L’opera di Céline, Camurri e la complessità della letteratura in tv
È possibile in tv parlare di Louis-ferdinand Céline, dello «scandalo Céline», di un gigante della letteratura e, insieme, di un cantore cupo dell’antisemitismo? Sì è possibile, Edoardo Camurri non finisce di sorprenderci e di mettere in discussione le trasmissioni che fin qui si sono occupate di libri e di scrittori: Punti di svolta (Rai5).
Parlare di Céline è una sfida continua, un districarsi fra l’io narrante (quello di Viaggio al termine della notte o di Morte a credito) e l’io biografico (quello dei famigerati pamphlet, tipo Bagatelle per un massacro). Nella postfazione a Il dottor Semmelweis (prima di diventare Céline, cioè uno degli scrittori grandissimi del nostro secolo, Céline fu lo studente di medicina Louis-ferdinand Destouches), Guido Ceronetti scrive: «Céline è un distruttore formidabile di stupidità, d’inutilità, di vuoto stilistico, un vendicatore furioso della parola, un autentico e veridico oracolo.
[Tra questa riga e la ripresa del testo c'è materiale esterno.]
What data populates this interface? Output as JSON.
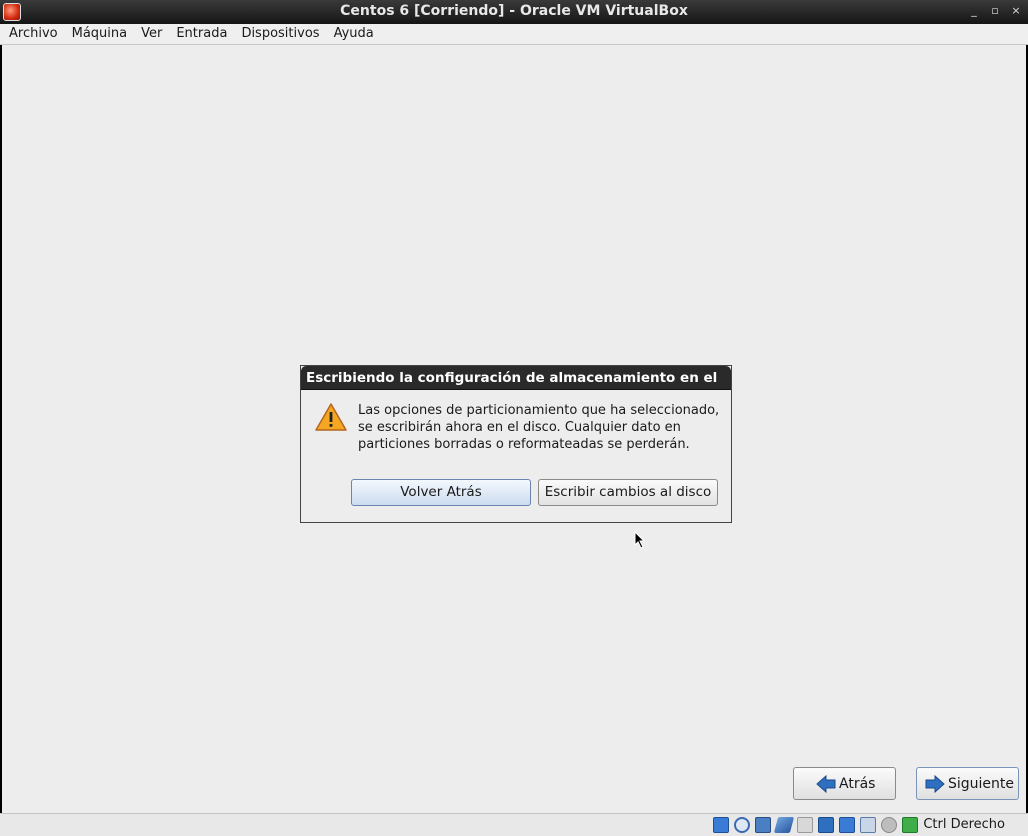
{
  "window": {
    "title": "Centos 6 [Corriendo] - Oracle VM VirtualBox",
    "controls": [
      "_",
      "▫",
      "×"
    ]
  },
  "menubar": {
    "items": [
      "Archivo",
      "Máquina",
      "Ver",
      "Entrada",
      "Dispositivos",
      "Ayuda"
    ]
  },
  "dialog": {
    "title": "Escribiendo la configuración de almacenamiento en el",
    "message_lines": [
      "Las opciones de particionamiento que ha seleccionado,",
      "se escribirán ahora en el disco.  Cualquier dato en",
      "particiones borradas o reformateadas se perderán."
    ],
    "back_button": "Volver Atrás",
    "write_button": "Escribir cambios al disco",
    "icon": "warning-icon"
  },
  "nav": {
    "back_label": "Atrás",
    "next_label": "Siguiente"
  },
  "statusbar": {
    "icons": [
      "hard-disk-icon",
      "optical-drive-icon",
      "network-icon",
      "usb-icon",
      "shared-folders-icon",
      "display-icon",
      "video-capture-icon",
      "virtualization-icon",
      "mouse-integration-icon",
      "host-key-icon"
    ],
    "host_key": "Ctrl Derecho"
  },
  "colors": {
    "titlebar": "#222222",
    "vm_background": "#ededed",
    "primary_button": "#cddcef",
    "warning": "#f5a623"
  }
}
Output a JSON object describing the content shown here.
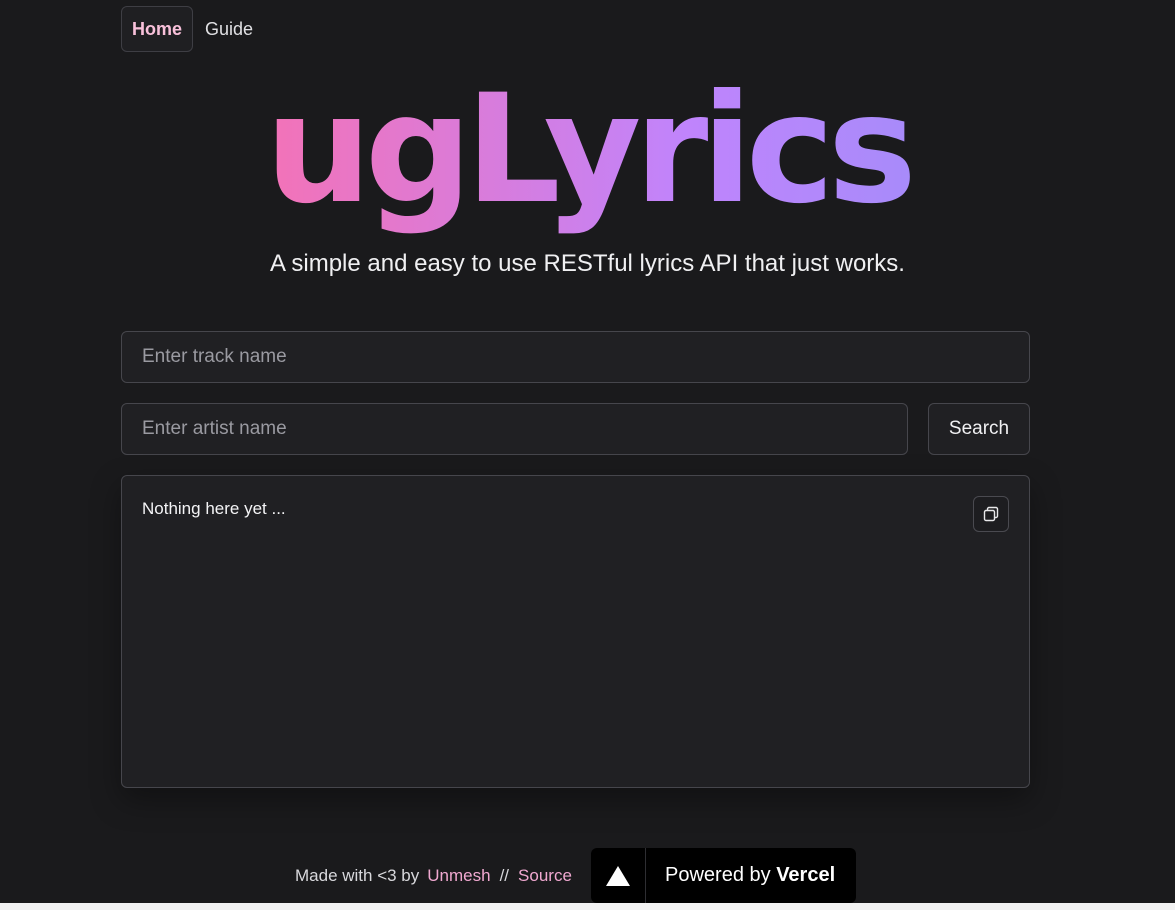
{
  "nav": {
    "items": [
      {
        "label": "Home",
        "active": true
      },
      {
        "label": "Guide",
        "active": false
      }
    ]
  },
  "hero": {
    "logo_text": "ugLyrics",
    "tagline": "A simple and easy to use RESTful lyrics API that just works."
  },
  "form": {
    "track_placeholder": "Enter track name",
    "track_value": "",
    "artist_placeholder": "Enter artist name",
    "artist_value": "",
    "search_label": "Search"
  },
  "output": {
    "text": "Nothing here yet ...",
    "copy_icon": "copy-icon"
  },
  "footer": {
    "made_with": "Made with <3 by",
    "author": "Unmesh",
    "separator": "//",
    "source": "Source",
    "badge_prefix": "Powered by",
    "badge_brand": "Vercel",
    "badge_icon": "vercel-triangle-icon"
  },
  "colors": {
    "background": "#1a1a1c",
    "gradient_start": "#f472b6",
    "gradient_end": "#a78bfa",
    "link": "#f0a8d0"
  }
}
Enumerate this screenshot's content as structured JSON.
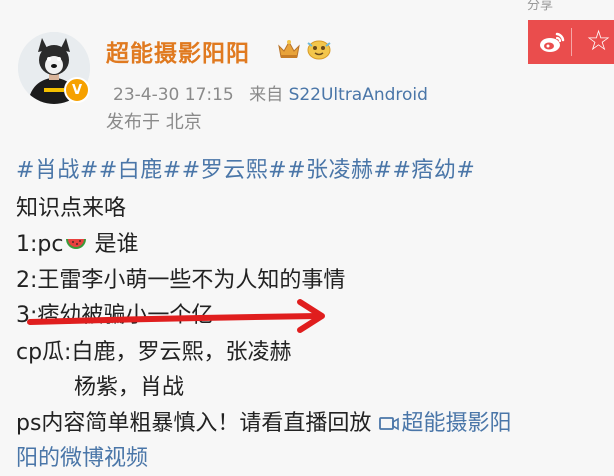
{
  "top_fragment": "分享",
  "post": {
    "username": "超能摄影阳阳",
    "time": "23-4-30 17:15",
    "from_label": "来自",
    "source": "S22UltraAndroid",
    "location": "发布于 北京",
    "hashtags": "#肖战##白鹿##罗云熙##张凌赫##痞幼#",
    "lines": [
      "知识点来咯",
      "1:pc",
      "是谁",
      "2:王雷李小萌一些不为人知的事情",
      "3:痞幼被骗小一个亿",
      "cp瓜:白鹿，罗云熙，张凌赫",
      "杨紫，肖战",
      "ps内容简单粗暴慎入！请看直播回放"
    ],
    "video_link_1": "超能摄影阳",
    "video_link_2": "阳的微博视频"
  },
  "colors": {
    "username": "#e07a20",
    "link": "#4a76a8",
    "share_bar": "#ea4d4d",
    "arrow": "#e01e1e"
  },
  "icons": [
    "verified-v-icon",
    "crown-icon",
    "medal-icon",
    "watermelon-icon",
    "weibo-share-icon",
    "star-icon",
    "video-icon",
    "red-arrow"
  ]
}
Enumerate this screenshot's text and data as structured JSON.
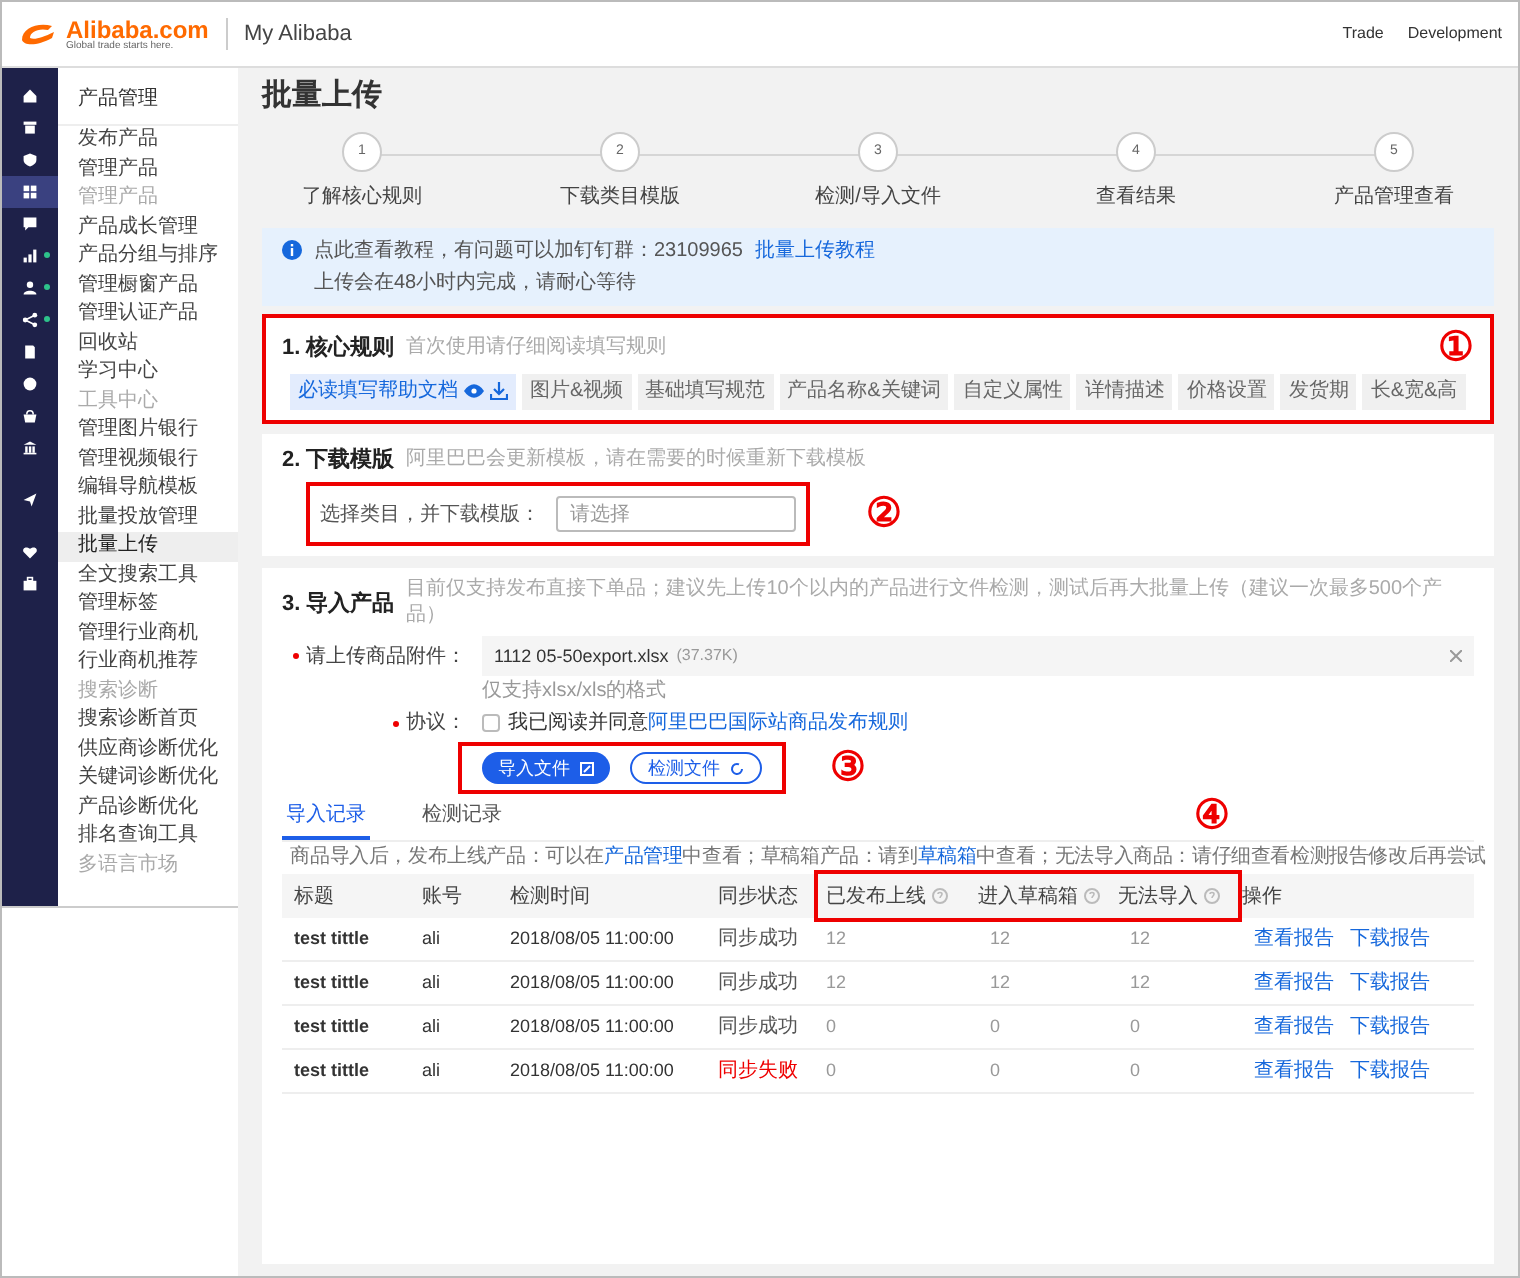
{
  "header": {
    "logo": "Alibaba.com",
    "tagline": "Global trade starts here.",
    "title": "My Alibaba",
    "nav": [
      "Trade",
      "Development"
    ]
  },
  "rail": [
    {
      "kind": "home",
      "selected": false,
      "dot": false
    },
    {
      "kind": "box",
      "selected": false,
      "dot": false
    },
    {
      "kind": "shield",
      "selected": false,
      "dot": false
    },
    {
      "kind": "grid",
      "selected": true,
      "dot": false
    },
    {
      "kind": "chat",
      "selected": false,
      "dot": false
    },
    {
      "kind": "chart",
      "selected": false,
      "dot": true
    },
    {
      "kind": "person",
      "selected": false,
      "dot": true
    },
    {
      "kind": "share",
      "selected": false,
      "dot": true
    },
    {
      "kind": "doc",
      "selected": false,
      "dot": false
    },
    {
      "kind": "globe",
      "selected": false,
      "dot": false
    },
    {
      "kind": "bag",
      "selected": false,
      "dot": false
    },
    {
      "kind": "bank",
      "selected": false,
      "dot": false
    },
    {
      "kind": "plane",
      "selected": false,
      "dot": false
    },
    {
      "kind": "heart",
      "selected": false,
      "dot": false
    },
    {
      "kind": "case",
      "selected": false,
      "dot": false
    }
  ],
  "sidebar": {
    "title": "产品管理",
    "items": [
      {
        "kind": "link",
        "label": "发布产品",
        "selected": false
      },
      {
        "kind": "link",
        "label": "管理产品",
        "selected": false
      },
      {
        "kind": "group",
        "label": "管理产品"
      },
      {
        "kind": "link",
        "label": "产品成长管理",
        "selected": false
      },
      {
        "kind": "link",
        "label": "产品分组与排序",
        "selected": false
      },
      {
        "kind": "link",
        "label": "管理橱窗产品",
        "selected": false
      },
      {
        "kind": "link",
        "label": "管理认证产品",
        "selected": false
      },
      {
        "kind": "link",
        "label": "回收站",
        "selected": false
      },
      {
        "kind": "link",
        "label": "学习中心",
        "selected": false
      },
      {
        "kind": "group",
        "label": "工具中心"
      },
      {
        "kind": "link",
        "label": "管理图片银行",
        "selected": false
      },
      {
        "kind": "link",
        "label": "管理视频银行",
        "selected": false
      },
      {
        "kind": "link",
        "label": "编辑导航模板",
        "selected": false
      },
      {
        "kind": "link",
        "label": "批量投放管理",
        "selected": false
      },
      {
        "kind": "link",
        "label": "批量上传",
        "selected": true
      },
      {
        "kind": "link",
        "label": "全文搜索工具",
        "selected": false
      },
      {
        "kind": "link",
        "label": "管理标签",
        "selected": false
      },
      {
        "kind": "link",
        "label": "管理行业商机",
        "selected": false
      },
      {
        "kind": "link",
        "label": "行业商机推荐",
        "selected": false
      },
      {
        "kind": "group",
        "label": "搜索诊断"
      },
      {
        "kind": "link",
        "label": "搜索诊断首页",
        "selected": false
      },
      {
        "kind": "link",
        "label": "供应商诊断优化",
        "selected": false
      },
      {
        "kind": "link",
        "label": "关键词诊断优化",
        "selected": false
      },
      {
        "kind": "link",
        "label": "产品诊断优化",
        "selected": false
      },
      {
        "kind": "link",
        "label": "排名查询工具",
        "selected": false
      },
      {
        "kind": "group",
        "label": "多语言市场"
      }
    ]
  },
  "page_title": "批量上传",
  "steps": [
    {
      "number": "1",
      "label": "了解核心规则"
    },
    {
      "number": "2",
      "label": "下载类目模版"
    },
    {
      "number": "3",
      "label": "检测/导入文件"
    },
    {
      "number": "4",
      "label": "查看结果"
    },
    {
      "number": "5",
      "label": "产品管理查看"
    }
  ],
  "notice": {
    "text": "点此查看教程，有问题可以加钉钉群：23109965",
    "link": "批量上传教程",
    "line2": "上传会在48小时内完成，请耐心等待"
  },
  "section1": {
    "title": "1. 核心规则",
    "hint": "首次使用请仔细阅读填写规则",
    "primary": "必读填写帮助文档",
    "chips": [
      "图片&视频",
      "基础填写规范",
      "产品名称&关键词",
      "自定义属性",
      "详情描述",
      "价格设置",
      "发货期",
      "长&宽&高"
    ],
    "marker": "①"
  },
  "section2": {
    "title": "2. 下载模版",
    "hint": "阿里巴巴会更新模板，请在需要的时候重新下载模板",
    "label": "选择类目，并下载模版：",
    "placeholder": "请选择",
    "marker": "②"
  },
  "section3": {
    "title": "3. 导入产品",
    "hint": "目前仅支持发布直接下单品；建议先上传10个以内的产品进行文件检测，测试后再大批量上传（建议一次最多500个产品）",
    "file_label": "请上传商品附件：",
    "file_name": "1112 05-50export.xlsx",
    "file_size": "(37.37K)",
    "file_note": "仅支持xlsx/xls的格式",
    "agree_label": "协议：",
    "agree_text": "我已阅读并同意",
    "agree_link": "阿里巴巴国际站商品发布规则",
    "agreed": false,
    "buttons": [
      {
        "label": "导入文件",
        "kind": "primary"
      },
      {
        "label": "检测文件",
        "kind": "outline"
      }
    ],
    "marker": "③"
  },
  "tabs": [
    {
      "label": "导入记录",
      "selected": true
    },
    {
      "label": "检测记录",
      "selected": false
    }
  ],
  "tabs_marker": "④",
  "info_line": [
    {
      "text": "商品导入后，发布上线产品：可以在",
      "link": false
    },
    {
      "text": "产品管理",
      "link": true
    },
    {
      "text": "中查看；草稿箱产品：请到",
      "link": false
    },
    {
      "text": "草稿箱",
      "link": true
    },
    {
      "text": "中查看；无法导入商品：请仔细查看检测报告修改后再尝试",
      "link": false
    }
  ],
  "table": {
    "columns": [
      {
        "label": "标题",
        "help": false,
        "highlighted": false
      },
      {
        "label": "账号",
        "help": false,
        "highlighted": false
      },
      {
        "label": "检测时间",
        "help": false,
        "highlighted": false
      },
      {
        "label": "同步状态",
        "help": false,
        "highlighted": false
      },
      {
        "label": "已发布上线",
        "help": true,
        "highlighted": true
      },
      {
        "label": "进入草稿箱",
        "help": true,
        "highlighted": true
      },
      {
        "label": "无法导入",
        "help": true,
        "highlighted": true
      },
      {
        "label": "操作",
        "help": false,
        "highlighted": false
      }
    ],
    "rows": [
      {
        "cells": [
          "test tittle",
          "ali",
          "2018/08/05 11:00:00",
          "同步成功",
          "12",
          "12",
          "12"
        ],
        "failed": false,
        "actions": [
          "查看报告",
          "下载报告"
        ]
      },
      {
        "cells": [
          "test tittle",
          "ali",
          "2018/08/05 11:00:00",
          "同步成功",
          "12",
          "12",
          "12"
        ],
        "failed": false,
        "actions": [
          "查看报告",
          "下载报告"
        ]
      },
      {
        "cells": [
          "test tittle",
          "ali",
          "2018/08/05 11:00:00",
          "同步成功",
          "0",
          "0",
          "0"
        ],
        "failed": false,
        "actions": [
          "查看报告",
          "下载报告"
        ]
      },
      {
        "cells": [
          "test tittle",
          "ali",
          "2018/08/05 11:00:00",
          "同步失败",
          "0",
          "0",
          "0"
        ],
        "failed": true,
        "actions": [
          "查看报告",
          "下载报告"
        ]
      }
    ]
  }
}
Ha l’utilità pericolosa di una Bibbia, ed è un atleta antibiblico non indegno di contorcersi e di morire tra i suoi tentacoli detestati».
Con l’aiuto di Daria Galateria e di Ernesto Ferrero, Camurri ha ripercorso l’opera e la vita di Céline — dal Passage Choiseul alla casa di Meudon, alle porte di Parigi — per mostrare il persistere del valore della letteratura anche quando questa è gravemente compromessa dalla biografia dell’autore. Il tragico si chiama tragico, perché non è comico. La complessità si chiama complessità, perché non è semplice. Non bisogna aver paura di affrontare la complessità in tv (il Viaggio è un poema iniziatico, la visione celiniana si disloca nell’allucinazione totale), bisogna semplicemente esserne all’altezza. A Rai Cultura vanno i meriti di aver prodotto questa serie di ritratti, ma davvero il pubblico della tv generalista non è più in grado di seguire un simile programma?
Non sarebbe compito del servizio pubblico cercare di migliorare tutti i propri spettatori?